Washington's next war _ an all-out military assault on Iraq _ has, in effect, already been declared. Like the war on Afghanistan, the coming attack on Iraq is being sold as the next step in the "War On Terrorism." In fact, it has already become the next step in preparing the American people for a state of permanent war.
What is the object of this war?
Forget the catch-words _ "War on Terrorism," "defense of freedom," etc. _ employed to make the war against Iraq and similar wars still to come palatable to the American people. Bush's "Axis of Evil" _ Iraq, Iran and North Korea, since expanded to include Cuba, Libya and Syria _ are clearly high on the Administration's wish list for future wars. Nor are these yearnings simply the wet dream of a testosterone-enhanced male military establishment.
Domination and Control
Urged on by Vice-President Cheney and other key figures in his administration, such as Defense Secretary Donald Rumsfeld and Attorney General John Ashcroft, Bush has set out to do what his father couldn't _ to establish a "New World Order" dominated and controlled by the most powerful economic and military entity the world has ever seen.
Simply put, the "New World Order" is a world based upon and structured to promote US political and economic interests. Once the world has been tamed, as determined by the Bush administration and their supporters, it will be an orderly world, "benevolently" dominated by Washington.
The bombing of the World Trade Center became the Administration's window of opportunity to implement this policy. (Does the search for such a window account for the pattern of ineptitude that prevailed in the intelligence establishment before 9/11? The White House was certainly anything but inept when it came to orchestrating the tidal wave of jingoism that followed.)
In the climate thus generated, Bush and his cohorts sought to make their vision of a "New World Order" the heart of US foreign policy for the foreseeable future. That vision, they know, cannot be realized unless the country can be sold on the preparation necessary for a permanent state of war.

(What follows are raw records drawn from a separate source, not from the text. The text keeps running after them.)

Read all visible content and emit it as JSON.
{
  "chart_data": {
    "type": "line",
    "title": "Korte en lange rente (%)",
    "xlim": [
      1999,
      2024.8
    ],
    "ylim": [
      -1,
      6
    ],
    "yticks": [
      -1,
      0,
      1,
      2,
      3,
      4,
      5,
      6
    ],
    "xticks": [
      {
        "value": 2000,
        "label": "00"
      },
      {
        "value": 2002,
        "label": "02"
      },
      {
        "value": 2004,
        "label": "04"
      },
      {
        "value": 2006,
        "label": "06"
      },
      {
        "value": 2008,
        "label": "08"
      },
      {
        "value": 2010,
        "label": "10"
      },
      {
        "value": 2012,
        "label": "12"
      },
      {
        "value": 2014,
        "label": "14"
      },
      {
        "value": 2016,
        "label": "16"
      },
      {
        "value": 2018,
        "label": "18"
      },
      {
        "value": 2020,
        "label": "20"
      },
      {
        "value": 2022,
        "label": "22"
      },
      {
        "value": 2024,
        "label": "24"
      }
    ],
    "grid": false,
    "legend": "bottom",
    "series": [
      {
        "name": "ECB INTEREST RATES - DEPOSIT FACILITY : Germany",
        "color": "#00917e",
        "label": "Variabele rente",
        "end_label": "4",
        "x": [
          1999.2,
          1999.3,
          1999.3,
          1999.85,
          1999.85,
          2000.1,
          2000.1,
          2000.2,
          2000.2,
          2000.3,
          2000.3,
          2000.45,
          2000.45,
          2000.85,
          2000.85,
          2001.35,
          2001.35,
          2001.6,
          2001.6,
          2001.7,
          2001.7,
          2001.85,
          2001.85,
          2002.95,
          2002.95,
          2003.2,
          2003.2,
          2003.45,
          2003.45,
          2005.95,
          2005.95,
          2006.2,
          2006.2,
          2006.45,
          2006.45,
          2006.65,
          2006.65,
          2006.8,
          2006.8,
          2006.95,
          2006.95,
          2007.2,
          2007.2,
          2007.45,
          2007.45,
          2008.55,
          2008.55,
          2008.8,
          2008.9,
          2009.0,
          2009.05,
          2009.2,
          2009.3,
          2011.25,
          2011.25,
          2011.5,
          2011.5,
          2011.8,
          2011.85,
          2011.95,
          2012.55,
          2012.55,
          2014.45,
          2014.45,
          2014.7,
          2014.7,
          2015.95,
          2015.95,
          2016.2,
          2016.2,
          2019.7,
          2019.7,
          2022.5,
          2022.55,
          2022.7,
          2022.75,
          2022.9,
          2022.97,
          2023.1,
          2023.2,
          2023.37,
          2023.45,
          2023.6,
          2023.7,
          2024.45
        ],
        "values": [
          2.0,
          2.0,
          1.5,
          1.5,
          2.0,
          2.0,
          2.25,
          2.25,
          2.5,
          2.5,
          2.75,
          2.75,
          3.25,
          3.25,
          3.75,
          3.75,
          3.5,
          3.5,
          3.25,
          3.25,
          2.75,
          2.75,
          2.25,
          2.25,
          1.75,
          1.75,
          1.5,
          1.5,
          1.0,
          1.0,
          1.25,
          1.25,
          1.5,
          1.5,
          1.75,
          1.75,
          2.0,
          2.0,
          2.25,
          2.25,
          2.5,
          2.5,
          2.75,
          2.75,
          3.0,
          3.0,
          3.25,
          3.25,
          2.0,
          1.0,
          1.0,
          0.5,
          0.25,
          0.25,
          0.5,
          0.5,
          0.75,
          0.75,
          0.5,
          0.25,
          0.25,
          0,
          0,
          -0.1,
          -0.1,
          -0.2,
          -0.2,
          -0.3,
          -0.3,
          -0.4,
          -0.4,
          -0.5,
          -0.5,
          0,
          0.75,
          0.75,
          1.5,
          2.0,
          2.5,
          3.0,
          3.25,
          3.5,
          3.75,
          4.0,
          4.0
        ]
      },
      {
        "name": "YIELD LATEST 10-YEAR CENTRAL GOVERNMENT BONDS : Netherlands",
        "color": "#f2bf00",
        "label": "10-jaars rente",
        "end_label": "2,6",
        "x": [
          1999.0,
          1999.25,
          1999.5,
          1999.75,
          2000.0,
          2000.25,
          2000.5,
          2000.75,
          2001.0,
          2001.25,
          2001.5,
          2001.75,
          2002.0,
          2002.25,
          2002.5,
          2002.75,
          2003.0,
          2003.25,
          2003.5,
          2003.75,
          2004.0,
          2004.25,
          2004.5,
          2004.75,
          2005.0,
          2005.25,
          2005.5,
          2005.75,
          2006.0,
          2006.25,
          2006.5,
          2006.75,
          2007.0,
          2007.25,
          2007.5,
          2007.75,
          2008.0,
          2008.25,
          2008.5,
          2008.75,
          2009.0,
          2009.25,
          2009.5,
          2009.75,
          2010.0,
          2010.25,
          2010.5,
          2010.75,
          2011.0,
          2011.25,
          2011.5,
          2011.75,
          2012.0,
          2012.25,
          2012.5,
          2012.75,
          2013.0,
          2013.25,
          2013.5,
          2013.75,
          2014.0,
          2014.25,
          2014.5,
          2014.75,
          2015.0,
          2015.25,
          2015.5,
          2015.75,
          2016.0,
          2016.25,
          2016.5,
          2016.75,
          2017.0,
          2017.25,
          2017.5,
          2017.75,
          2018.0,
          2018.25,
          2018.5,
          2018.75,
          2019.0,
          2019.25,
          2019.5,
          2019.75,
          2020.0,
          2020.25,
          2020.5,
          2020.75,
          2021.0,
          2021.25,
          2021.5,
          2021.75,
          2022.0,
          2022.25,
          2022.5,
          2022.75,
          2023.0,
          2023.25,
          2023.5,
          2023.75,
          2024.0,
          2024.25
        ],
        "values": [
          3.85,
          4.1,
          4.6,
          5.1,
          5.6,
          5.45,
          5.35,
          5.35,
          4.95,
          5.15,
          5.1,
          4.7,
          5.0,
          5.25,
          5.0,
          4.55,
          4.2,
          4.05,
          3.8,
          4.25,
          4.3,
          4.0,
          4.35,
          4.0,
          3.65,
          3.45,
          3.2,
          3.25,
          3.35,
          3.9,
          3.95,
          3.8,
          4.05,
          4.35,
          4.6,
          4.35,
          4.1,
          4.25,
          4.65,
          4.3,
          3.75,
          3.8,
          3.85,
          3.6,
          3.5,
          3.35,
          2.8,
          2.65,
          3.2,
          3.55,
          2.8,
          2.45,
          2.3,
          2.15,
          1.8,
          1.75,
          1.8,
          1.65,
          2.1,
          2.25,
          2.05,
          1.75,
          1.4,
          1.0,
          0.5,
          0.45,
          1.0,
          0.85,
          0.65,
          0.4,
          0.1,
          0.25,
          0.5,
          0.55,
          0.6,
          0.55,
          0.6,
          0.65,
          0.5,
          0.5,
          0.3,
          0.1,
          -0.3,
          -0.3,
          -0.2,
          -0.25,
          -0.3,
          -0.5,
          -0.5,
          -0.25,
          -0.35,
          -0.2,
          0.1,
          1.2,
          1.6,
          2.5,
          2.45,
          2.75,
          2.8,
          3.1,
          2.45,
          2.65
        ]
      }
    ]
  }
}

"The goal of US foreign policy," says Richard Haass, Director of Policy Planning for the State Department, "should be to persuade the other major powers to sign on to certain key ideas as to how the world should operate."
Those ideas include the "War on Terrorism," suppressing _ by armed force, if necessary _ attempts by nations to develop weapons of mass destruction (except, of course, in the hands of "responsible" governments like the US or those whom we approve), and support for free trade, market economies. The objective, Haass adds, is "locking them (US allies) into these policies and then building institutions that lock them in even more."
Countries that resist this vision face the threat of pre-emptive military first-strikes in any war Washington decides to undertake in the name of the "War on Terrorism." Bush has already declared that every country "must choose... [either] with us or against us." These targeted states, says Haass, forfeit "the normal advantages of sovereignty, including the right to be left alone inside your own territory. Other governments, including the United States, gain the right to intervene."
Punctuating the actual goal, the "War on Terrorism" has been transformed into the "Global War on Terrorism." Rumsfeld asserts that this "will not end until terrorist networks have been rooted out from wherever they exist; and it will not end until state sponsors of terror are made to understand that abetting terrorism is unacceptable and will have deadly consequences for the regimes that do so."
Imposing such a vision on America will not be easy. Many who were swept up in the mania of post-9/11 hyper-patriotism are having second thoughts about the course being followed and projected for the future. Even a few Democrats are beginning to consider the possibility of some forms of opposition.
This is why, over the past year, Bush has disposed of numerous legal obstacles to revving up an untrammeled US war machine. The centerpiece of this assault was the USA Patriot Act, shaped principally by Ashcroft, and adopted in October 2001 by a Congress falling all over itself to cooperate with a President bent on restricting civil liberties.
Since then, by Executive Order or Acts of a bi-partisan, compliant Congress, a whole range of civil rights have been undermined, giving Federal Law Enforcement agencies a virtual free hand in taking into custody anyone they designate either a "terrorist" or a "supporter of terrorism."
Now Bush has proposed the creation of a Cabinet-level Department of Homeland Security that would have at its disposal unprecedented powers to override constitutional prohibitions on governmental abuses of power.
Ironically, in view of the enthusiasm with which most of Congress has lined up to support the proposed department, its enactment would strip Congress of much of its authority. It would significantly weaken the Constitution's carefully structured balance of powers, shifting much of it to the Executive branch's already distorted concentration of power.
Needless to say, most of the rest of the world _ with the exception of Israel and a few puppet regimes _ are becoming increasingly alarmed by the militaristic and unilateral trends in Washington's overall foreign policy. They are not about to meekly assume their assigned places in the hierarchy of power as decreed by the US. America's Third World allies _ especially in the Muslim countries _ face growing angry opposition from their own citizens.
But Bush and his coterie of would-be dictatorial managers of the world remain undaunted. The makings of a momentous political showdown both at home and abroad may be looming in the not-so-distant future.
Irwin Silber, based in Oakland, CA, is a long-time journalist and activist, having edited Sing Out, The Guardian and Frontline.